13:00 – Exose Grant, Head Chef, Australasia Manchester & MasterChef: The Professionals Finalist (@chef_exose)
Emperor’s Sweet & Sour Creation
A celebrated chef recognised for bold flavours and refined technique, blending global influences with classical foundations.
“Lee Kum Kee Plum Sauce brings a beautiful sweetness and flavour balance to the dish.”
14:00 – Timothy Dela Cruz, Head Chef, Smiths of Smithfield (@tim.dela.cruz)
Stir-Fried Aussie Rump of Lamb with Broccoli and Egg Noodles
With experience across leading London kitchens and internationally, Timothy brings a globally influenced approach to modern cooking.
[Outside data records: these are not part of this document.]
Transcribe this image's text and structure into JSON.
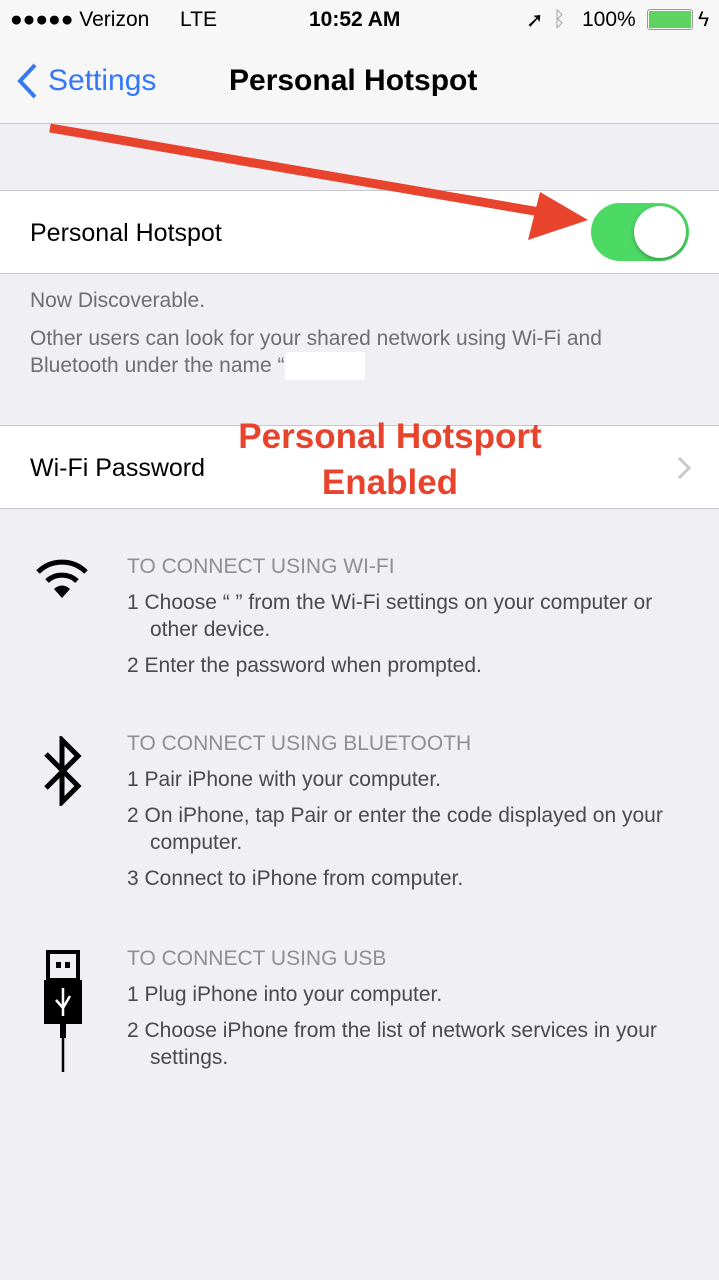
{
  "status_bar": {
    "carrier": "●●●●● Verizon",
    "network": "LTE",
    "time": "10:52 AM",
    "battery": "100%",
    "battery_color": "#5fd35f"
  },
  "nav": {
    "back_label": "Settings",
    "title": "Personal Hotspot",
    "accent": "#3478f6"
  },
  "hotspot": {
    "label": "Personal Hotspot",
    "enabled": true,
    "toggle_color": "#4cd964"
  },
  "discoverable": {
    "line1": "Now Discoverable.",
    "line2": "Other users can look for your shared network using Wi-Fi and Bluetooth under the name “"
  },
  "wifi_password": {
    "label": "Wi-Fi Password"
  },
  "annotation": {
    "line1": "Personal Hotsport",
    "line2": "Enabled",
    "color": "#e8432d"
  },
  "sections": [
    {
      "icon": "wifi-icon",
      "heading": "TO CONNECT USING WI-FI",
      "steps": [
        "1 Choose “ ” from the Wi-Fi settings on your computer or other device.",
        "2 Enter the password when prompted."
      ]
    },
    {
      "icon": "bluetooth-icon",
      "heading": "TO CONNECT USING BLUETOOTH",
      "steps": [
        "1 Pair iPhone with your computer.",
        "2 On iPhone, tap Pair or enter the code displayed on your computer.",
        "3 Connect to iPhone from computer."
      ]
    },
    {
      "icon": "usb-icon",
      "heading": "TO CONNECT USING USB",
      "steps": [
        "1 Plug iPhone into your computer.",
        "2 Choose iPhone from the list of network services in your settings."
      ]
    }
  ]
}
“Lee Kum Kee sauces deepen umami, balance chilli heat, enrich the lamb and bring a glossy, savoury finish to the dish.”
Across the three days, the programme offers visitors a clear, chef-led view of how to build flavour, innovate menus and apply Asian ingredients across a wide range of hospitality settings.